Think of it like a model with specialized submodels that a specific one may provide the best answer, and uses it.
Gotcha. Doesn’t quite answer the running cost question on the face of it, though. Has anybody published any benchmarks with comparisons? All I see are qualitative benchmarks on the output and that mythical six million figure for the training, but I haven’t found anything to justify the “Nvidia is doomed” narrative yet.
Ah yeah I haven’t seen anything on that. That’ll be next weeks headlines probably lol
600B is comparable to things like Llama 3, but r1 is competing with openAI’s o1 model as a chain of thought model. How big that is is classified but its thought that chatGPT4 was already in the trillions and that o1 was a big step beyond that.
Hell, maybe that’s the one real outright advantage of this weird panic. Maybe OpenAI is forced to share technical specs of their models again instead of working on a “trust me bro, it’s too dangerous for you to know” basis.
Absolutely, the big American tech firms have gotten fat and lazy from their monopolies, actual competition will come as a shock to them.
But that’s the thing, there was actual competition. It’s not like they weren’t competing with each other.
They are freaking out because the competition is Chinese, specifically. I seriously doubt the read of this situation would be that the bottom fell out of AI if one of the usual broligarchs had come up with a cheaper process for training.
Did the US accidentally generate an incentive for that to happen in China by shoddily blocking tensor math accelerators but only the really fancy ones and only kinda sorta sometimes? Sure. But both the fearmongering being used to enforce those limitations and the absolute freakout they are currently having seems entirely disconnected from reality.
Maybe we can go back to treating this as computer science rather than an arms race for a while now.
I dont doubt that a part of it is that they are Chinese, but I think a big part of it is that they are willing to undercut the current players by 10x on price. That has scared the crap out of the “broligarchy” (great term) who are used to everything being cozy and not competing on price with each other, only as a method to drive non-tech companies out of markets.
They see what deepseek is doing as equivalent of what Amazon did in online sales or uber in taxis, an agressive underpricing in order to drive competion out the market.

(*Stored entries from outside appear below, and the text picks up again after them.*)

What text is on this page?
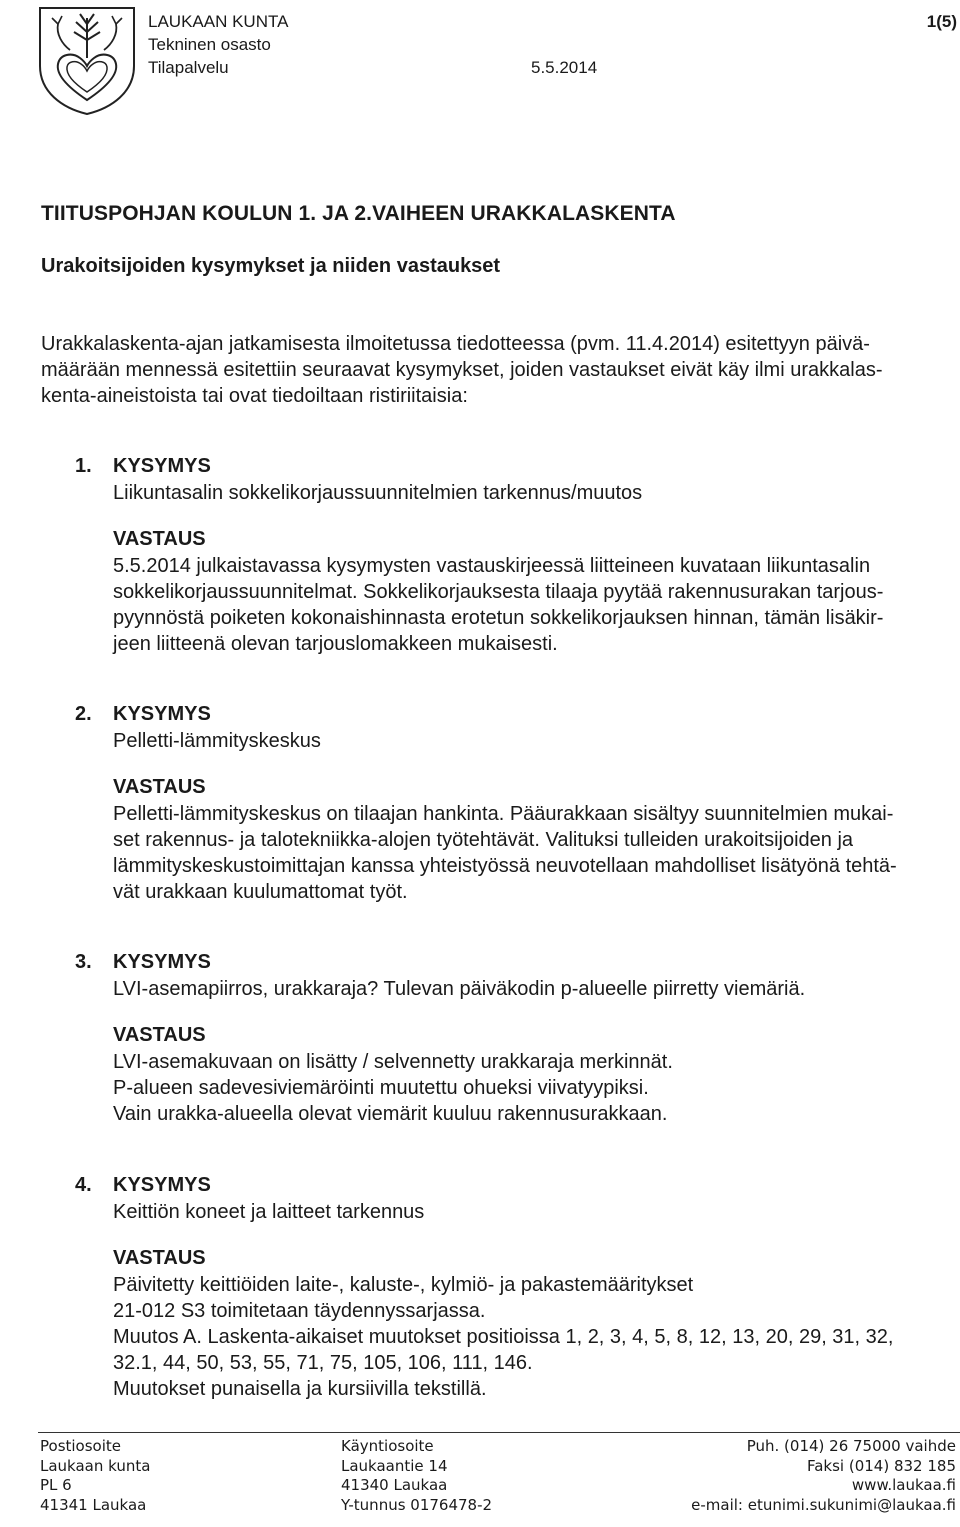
LAUKAAN KUNTA
Tekninen osasto
Tilapalvelu	5.5.2014
1(5)
TIITUSPOHJAN KOULUN 1. JA 2.VAIHEEN URAKKALASKENTA
Urakoitsijoiden kysymykset ja niiden vastaukset
Urakkalaskenta-ajan jatkamisesta ilmoitetussa tiedotteessa (pvm. 11.4.2014) esitettyyn päivä-
määrään mennessä esitettiin seuraavat kysymykset, joiden vastaukset eivät käy ilmi urakkalas-
kenta-aineistoista tai ovat tiedoiltaan ristiriitaisia:
1. KYSYMYS
Liikuntasalin sokkelikorjaussuunnitelmien tarkennus/muutos
VASTAUS
5.5.2014 julkaistavassa kysymysten vastauskirjeessä liitteineen kuvataan liikuntasalin
sokkelikorjaussuunnitelmat. Sokkelikorjauksesta tilaaja pyytää rakennusurakan tarjous-
pyynnöstä poiketen kokonaishinnasta erotetun sokkelikorjauksen hinnan, tämän lisäkir-
jeen liitteenä olevan tarjouslomakkeen mukaisesti.
2. KYSYMYS
Pelletti-lämmityskeskus
VASTAUS
Pelletti-lämmityskeskus on tilaajan hankinta. Pääurakkaan sisältyy suunnitelmien mukai-
set rakennus- ja talotekniikka-alojen työtehtävät. Valituksi tulleiden urakoitsijoiden ja
lämmityskeskustoimittajan kanssa yhteistyössä neuvotellaan mahdolliset lisätyönä tehtä-
vät urakkaan kuulumattomat työt.
3. KYSYMYS
LVI-asemapiirros, urakkaraja? Tulevan päiväkodin p-alueelle piirretty viemäriä.
VASTAUS
LVI-asemakuvaan on lisätty / selvennetty urakkaraja merkinnät.
P-alueen sadevesiviemäröinti muutettu ohueksi viivatyypiksi.
Vain urakka-alueella olevat viemärit kuuluu rakennusurakkaan.
4. KYSYMYS
Keittiön koneet ja laitteet tarkennus
VASTAUS
Päivitetty keittiöiden laite-, kaluste-, kylmiö- ja pakastemääritykset
21-012 S3 toimitetaan täydennyssarjassa.
Muutos A. Laskenta-aikaiset muutokset positioissa 1, 2, 3, 4, 5, 8, 12, 13, 20, 29, 31, 32,
32.1, 44, 50, 53, 55, 71, 75, 105, 106, 111, 146.
Muutokset punaisella ja kursiivilla tekstillä.
Postiosoite
Laukaan kunta
PL 6
41341 Laukaa
Käyntiosoite
Laukaantie 14
41340 Laukaa
Y-tunnus 0176478-2
Puh. (014) 26 75000 vaihde
Faksi (014) 832 185
www.laukaa.fi
e-mail: etunimi.sukunimi@laukaa.fi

Yeah, I don’t know. I wonder.
The monetization scheme on all these AI applications was always confusing to me. It was certainly not seeking to break even, if their ravenous requests for funding are to be believed. Nobody is really looking at these based on token pricing, beyond other entrepeneurs hoping to make derivative content they can monetize themselves downstream.
They all seem to want to replicate the Google approach of giving stuff for free forever until you have a monopoly and my impression was that it really wasn’t working. I still have that impression today, regardless of the cost per token on each platform.
So who knows. I’m also entirely capable of believing that all these idiots sincerely thought they were building the singularity and were complete geniuses and nobody but them could figure it out. I am making no assumptions at this point.